Hypoxia Strongly Affects Mitochondrial Ribosomal Proteins and Translocases, as Shown by Quantitative Proteomics of HeLa Cells

Abstract

Hypoxia is an important and common characteristic of many human tumors. It is a challenge clinically due to the correlation with poor prognosis and resistance to radiation and chemotherapy. Understanding the biochemical response to hypoxia would facilitate the development of novel therapeutics for cancer treatment. Here, we investigate alterations in gene expression in response to hypoxia by quantitative proteome analysis using stable isotope labeling with amino acids in cell culture (SILAC) in conjunction with LCMS/MS. Human HeLa cells were kept either in a hypoxic environment or under normoxic conditions. 125 proteins were found to be regulated, with maximum alteration of 18-fold. In particular, three clusters of differentially regulated proteins were identified, showing significant upregulation of glycolysis and downregulation of mitochondrial ribosomal proteins and translocases. This interaction is likely orchestrated by HIF-1. We also investigated the effect of hypoxia on the cell cycle, which shows accumulation in G1 and a prolonged S phase under these conditions. Implications. This work not only improves our understanding of the response to hypoxia, but also reveals proteins important for malignant progression, which may be targeted in future therapies.

Figure 1

HeLa cells under normoxic (a–d) and hypoxic (e–h) conditions. Panels (a) and (e) represent time point 0, and (b) and (f) show cells after 72 h in normoxic or hypoxic environments, respectively. Panels (c) and (g) show the oxygen profile over a period of 72 h, where the pericellular oxygen concentration was measured with an automated microsensor. The calculated usage of oxygen per cell per hour is depicted in panels 2(d) and (h).

Figure 2

Protein-protein interaction analysis using STRING. Nodes and edges are colored according to type of evidence; protein structures are sketched in the circles. Dark green: neighborhood; red: gene fusion; dark blue: cooccurrence; dark purple: coexpression; light purple: experiments; light blue/green: databases; light green: text-mining; light blue: homology. The gene names are matched to Uniprot accession numbers in Table S1. The backgrounds of up- and downregulated clusters are the shaded backgrounds in red and green, respectively (right: glycolysis, upregulated; bottom: mitochondrial translocases and left: mitochondrial ribosomal proteins, both downregulated).

Figure 3

Glycolysis/gluconeogenesis and citric acid cycle.

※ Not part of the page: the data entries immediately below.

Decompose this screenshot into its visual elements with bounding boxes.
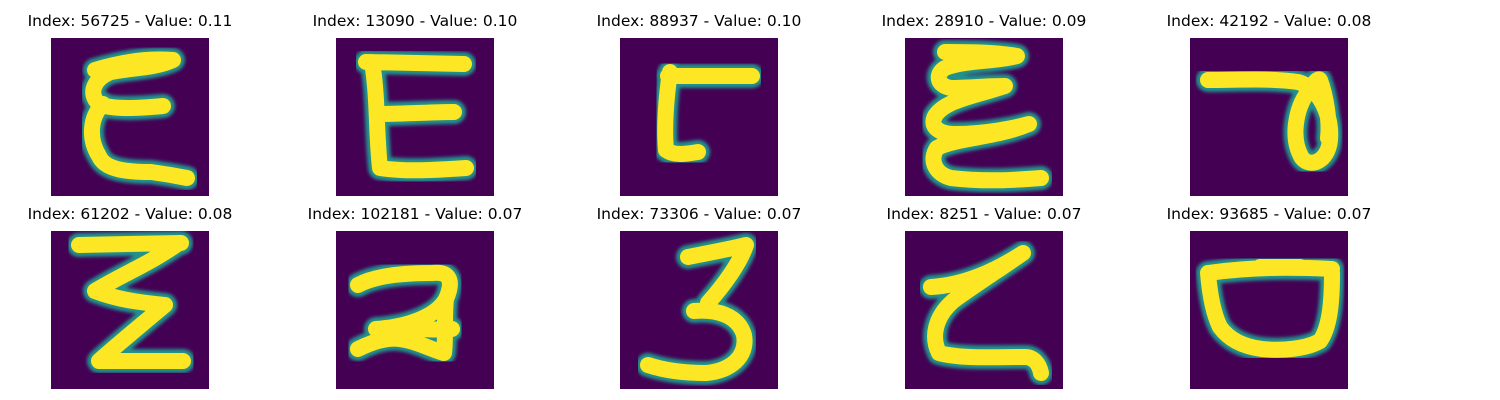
glyph-image [620, 231, 778, 389]
panel-title: Index: 61202 - Value: 0.08 [27, 205, 233, 223]
panel-title: Index: 88937 - Value: 0.10 [596, 12, 802, 30]
glyph-image [336, 231, 494, 389]
glyph-image [1190, 38, 1348, 196]
glyph-image [336, 38, 494, 196]
glyph-image [1190, 231, 1348, 389]
panel-title: Index: 13090 - Value: 0.10 [312, 12, 518, 30]
panel-title: Index: 93685 - Value: 0.07 [1166, 205, 1372, 223]
glyph-image [620, 38, 778, 196]
panel-title: Index: 28910 - Value: 0.09 [881, 12, 1087, 30]
panel-title: Index: 42192 - Value: 0.08 [1166, 12, 1372, 30]
glyph-image [51, 38, 209, 196]
glyph-image [905, 231, 1063, 389]
glyph-image [51, 231, 209, 389]
panel-title: Index: 56725 - Value: 0.11 [27, 12, 233, 30]
panel-title: Index: 8251 - Value: 0.07 [886, 205, 1082, 223]
panel-title: Index: 73306 - Value: 0.07 [596, 205, 802, 223]
panel-title: Index: 102181 - Value: 0.07 [307, 205, 523, 223]
glyph-image [905, 38, 1063, 196]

H/L ratios and corrected p values are given in parentheses. Proteins that are up- and downregulated with statistical significance are depicted in green and red, respectively, while proteins in black do not satisfy the statistical criteria applied.

Figure 4

Cell cycle analysis. HeLa cells grown under (a) normoxic and (b) hypoxic conditions (1% O₂), stained with propidium iodide. The premitotic phases G1, S, and G2 are represented in the figure (calculated from the fluorescence intensity values; grey line). Cells grown under hypoxic conditions differ from those exposed to normoxia by showing an accumulation in G1 and a prolonged S phase.